CREEPY HORROR CHILDREN OF THE ENLIGHTENMENT: Last week, the City Paper ran a little blurb on an art show that involved creepy dolls. I forget what the deal was–why dolls? why not?–but CP’s reviewer noted that dolls are inherently eerie. The reviewer added that horror movies often include a clip of children’s voices singing or chanting in haunting unison. Why?
There are a lot of different elements mixing together here, a lot of different sources of creepiness. First, dolls and children’s voices remind us of childhood and the passing of time. (Another article in the same CP reviewed a book about crying in front of paintings, and one of the main reasons people teared up was because the painting reminded them of the passing of time.)
Childhood was also the time when our understanding of the world began to form–and so the patterns we learned then persist. Again, it’s unsettling to be reminded of that.
Movies that use the symbols of childhood also cause us to fleetingly identify with children, and to remember what childhood was like: The world was uncanny to us then. There are so many gaps in children’s understanding. The use of children’s voices or toys–especially when those symbols are removed from images of actual children, so they can’t be fit into any narrative–recalls us to the child’s perspective, which is often a very lost perspective.
And finally, children have a different form of consciousness from adults. This obviously isn’t a rigid distinction; it’s a blurry line. But children don’t yet have the rationality that almost all adults develop. Their mindset is strange, allusive, secretive yet often lacking in self-consciousness (or what Harold Bloom calls “self-overhearing”). Children are very resonant–they pick up on unspoken messages, and they make unusual, imaginative connections between objects and emotions. They’ll say things that seem irrelevant or disjointed, but that “make sense” from their perspective.

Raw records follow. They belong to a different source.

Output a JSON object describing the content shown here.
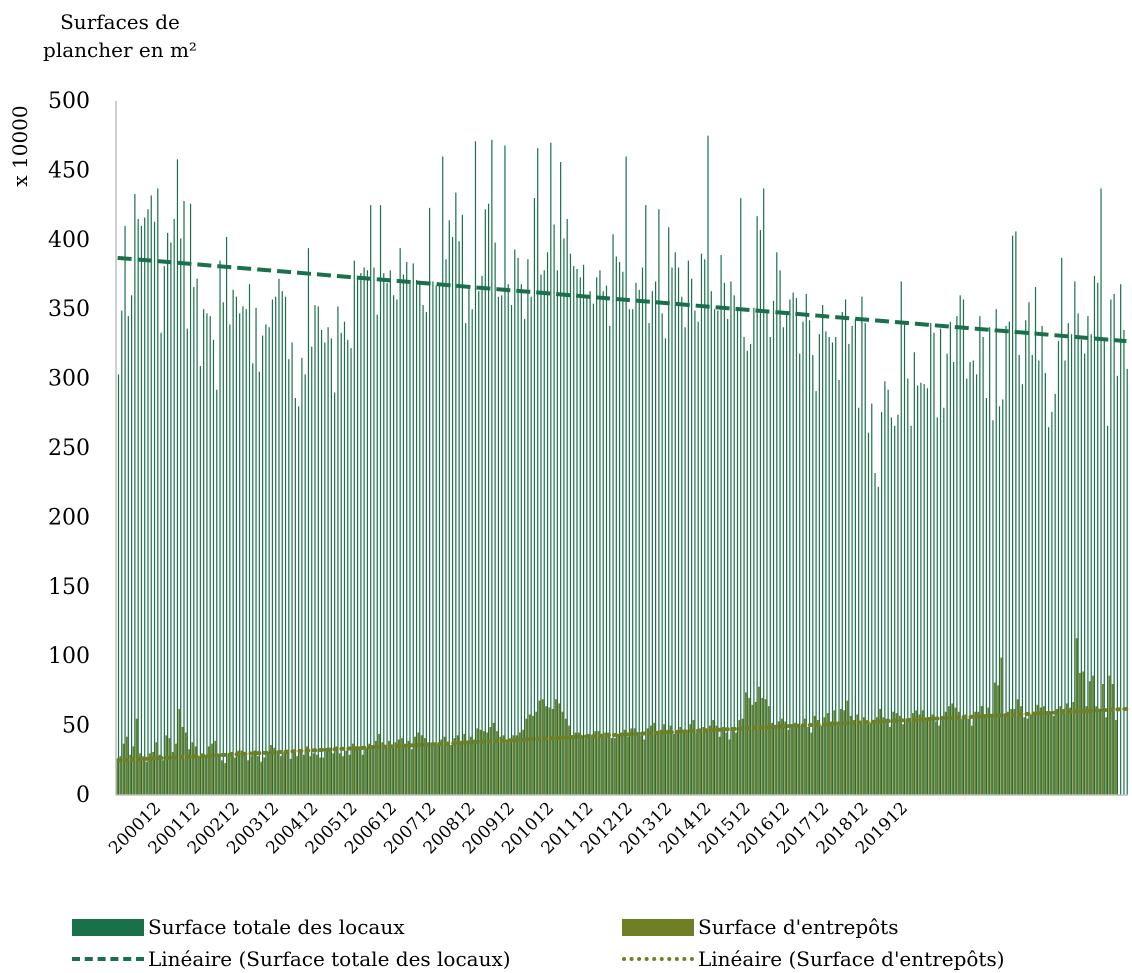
{
  "chart_data": {
    "type": "bar",
    "ylabel_lines": [
      "Surfaces de",
      "plancher en m²"
    ],
    "ylabel_scale": "x 10000",
    "ylim": [
      0,
      500
    ],
    "yticks": [
      0,
      50,
      100,
      150,
      200,
      250,
      300,
      350,
      400,
      450,
      500
    ],
    "xtick_labels": [
      "200012",
      "200112",
      "200212",
      "200312",
      "200412",
      "200512",
      "200612",
      "200712",
      "200812",
      "200912",
      "201012",
      "201112",
      "201212",
      "201312",
      "201412",
      "201512",
      "201612",
      "201712",
      "201812",
      "201912"
    ],
    "x_start": "200001",
    "x_end": "202003",
    "grid": false,
    "colors": {
      "total": "#19704B",
      "entrepots": "#6F7F25",
      "trend_total": "#19704B",
      "trend_entrepots": "#6F7F25"
    },
    "series": [
      {
        "name": "Surface totale des locaux",
        "values": [
          303,
          349,
          410,
          345,
          360,
          433,
          415,
          410,
          416,
          422,
          432,
          413,
          437,
          333,
          381,
          405,
          398,
          415,
          458,
          401,
          428,
          336,
          426,
          366,
          372,
          309,
          350,
          347,
          345,
          328,
          292,
          385,
          355,
          402,
          339,
          364,
          359,
          347,
          352,
          350,
          368,
          311,
          351,
          305,
          331,
          339,
          337,
          357,
          359,
          372,
          363,
          359,
          314,
          326,
          286,
          280,
          315,
          303,
          394,
          323,
          353,
          352,
          335,
          326,
          337,
          329,
          290,
          352,
          333,
          341,
          328,
          322,
          385,
          373,
          376,
          380,
          378,
          425,
          380,
          346,
          425,
          376,
          369,
          378,
          360,
          357,
          394,
          375,
          384,
          371,
          383,
          371,
          369,
          353,
          348,
          423,
          370,
          367,
          369,
          460,
          386,
          414,
          402,
          434,
          399,
          418,
          340,
          367,
          350,
          471,
          363,
          374,
          422,
          426,
          472,
          398,
          359,
          360,
          468,
          368,
          353,
          393,
          387,
          368,
          343,
          386,
          359,
          430,
          466,
          375,
          378,
          391,
          470,
          411,
          378,
          456,
          401,
          415,
          390,
          381,
          379,
          373,
          382,
          360,
          363,
          354,
          373,
          378,
          363,
          367,
          338,
          404,
          388,
          384,
          377,
          460,
          350,
          350,
          369,
          364,
          380,
          425,
          340,
          363,
          370,
          422,
          347,
          329,
          409,
          380,
          391,
          380,
          359,
          337,
          385,
          372,
          349,
          341,
          390,
          386,
          475,
          363,
          350,
          349,
          389,
          369,
          343,
          370,
          360,
          349,
          430,
          330,
          320,
          325,
          351,
          417,
          407,
          437,
          348,
          330,
          356,
          391,
          378,
          337,
          346,
          357,
          362,
          358,
          318,
          341,
          361,
          342,
          317,
          291,
          332,
          353,
          334,
          330,
          326,
          330,
          299,
          348,
          357,
          325,
          338,
          343,
          279,
          359,
          340,
          261,
          282,
          232,
          222,
          276,
          298,
          292,
          272,
          266,
          274,
          370,
          339,
          300,
          266,
          319,
          295,
          297,
          296,
          293,
          340,
          333,
          272,
          336,
          279,
          318,
          341,
          312,
          345,
          360,
          357,
          300,
          312,
          313,
          303,
          345,
          330,
          286,
          337,
          270,
          350,
          280,
          285,
          338,
          341,
          403,
          406,
          317,
          296,
          342,
          355,
          317,
          366,
          313,
          338,
          304,
          265,
          276,
          289,
          327,
          387,
          313,
          340,
          332,
          370,
          347,
          328,
          318,
          345,
          332,
          374,
          369,
          437,
          329,
          266,
          357,
          361,
          302,
          368,
          335,
          307
        ]
      },
      {
        "name": "Surface d'entrepôts",
        "values": [
          25,
          28,
          37,
          42,
          29,
          35,
          55,
          30,
          28,
          24,
          30,
          31,
          38,
          29,
          25,
          43,
          41,
          31,
          37,
          62,
          49,
          45,
          33,
          38,
          35,
          28,
          30,
          29,
          35,
          37,
          39,
          28,
          25,
          23,
          29,
          31,
          27,
          32,
          32,
          31,
          25,
          28,
          32,
          28,
          24,
          27,
          30,
          36,
          34,
          31,
          28,
          31,
          30,
          26,
          32,
          28,
          33,
          29,
          35,
          28,
          30,
          29,
          27,
          27,
          33,
          33,
          30,
          35,
          30,
          28,
          32,
          29,
          37,
          33,
          35,
          29,
          34,
          37,
          36,
          39,
          44,
          38,
          35,
          39,
          36,
          38,
          40,
          41,
          36,
          39,
          33,
          42,
          45,
          43,
          41,
          38,
          36,
          36,
          37,
          40,
          42,
          38,
          36,
          41,
          43,
          39,
          44,
          38,
          42,
          40,
          48,
          47,
          46,
          45,
          49,
          52,
          46,
          42,
          43,
          40,
          38,
          43,
          43,
          45,
          47,
          55,
          58,
          57,
          60,
          68,
          69,
          64,
          63,
          62,
          69,
          66,
          60,
          55,
          50,
          43,
          45,
          45,
          42,
          41,
          44,
          42,
          46,
          46,
          43,
          45,
          45,
          41,
          41,
          44,
          45,
          47,
          42,
          48,
          48,
          44,
          43,
          40,
          48,
          50,
          52,
          46,
          47,
          51,
          47,
          50,
          44,
          46,
          49,
          45,
          45,
          51,
          54,
          45,
          48,
          49,
          47,
          50,
          54,
          50,
          42,
          49,
          45,
          40,
          48,
          45,
          54,
          55,
          74,
          70,
          65,
          67,
          78,
          70,
          69,
          64,
          52,
          49,
          53,
          55,
          53,
          47,
          51,
          52,
          49,
          50,
          55,
          49,
          45,
          57,
          54,
          50,
          56,
          59,
          53,
          61,
          50,
          62,
          61,
          68,
          57,
          54,
          58,
          53,
          56,
          51,
          52,
          54,
          56,
          62,
          56,
          55,
          49,
          60,
          59,
          57,
          51,
          55,
          54,
          59,
          61,
          58,
          61,
          56,
          54,
          58,
          53,
          50,
          57,
          60,
          64,
          66,
          63,
          60,
          55,
          58,
          55,
          50,
          60,
          60,
          64,
          58,
          63,
          57,
          81,
          79,
          99,
          58,
          60,
          62,
          62,
          69,
          64,
          56,
          55,
          58,
          60,
          65,
          63,
          64,
          58,
          60,
          57,
          62,
          64,
          62,
          66,
          63,
          67,
          113,
          88,
          89,
          64,
          82,
          86,
          64,
          62,
          80,
          56,
          86,
          80,
          54
        ]
      }
    ],
    "trendlines": [
      {
        "name": "Linéaire (Surface totale des locaux)",
        "start": 387,
        "end": 327,
        "style": "dashed"
      },
      {
        "name": "Linéaire (Surface d'entrepôts)",
        "start": 25,
        "end": 62,
        "style": "dotted"
      }
    ]
  }
}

I think we’re somewhat tripped out, unnerved, caught off guard, by the idea of sharing “our world” with these other consciousnesses who can seem so alien. Childhood has been around a good while (just read two reviews of Medieval Children, a very nifty-sounding book that attacks the belief that childhood as a separate stage of life was invented by moderns–and one review mentioned the awesome books of Iona and Peter Opie, which you should check out), but there are reasons contemporary society might find kids especially uncanny.
Modern, liberal society structured itself to value and accommodate rational, self-interested adults. It built itself on metaphors of the marketplace; it most often justified its freedoms by pointing out the wise use that rational self-interested adults would make of liberty. Much of that philosophy–especially as you move farther from metaphysics and closer to prudential policy judgments–does make sense. But our society has emphasized rationality to the point that we find it hard to even accept that not-yet-rational or less-rational humans are worthy of equal protection. (I should acknowledge that in one area–treatment of mental illness–contemporary society is much better than pretty much all of its predecessors.) I blogged a bit about this here: Children don’t exhibit the qualities that we associate with citizens in liberal societies. They’re not equal, they’re not rational. And when there is no alternative reason to value someone except his rationality, his equality, or his efficiency, children will confuse us. We know we’re supposed to value them, so we retreat into sugary sentimentality (“it’s for the children!”), but in fact we find them uncanny and not-quite-right.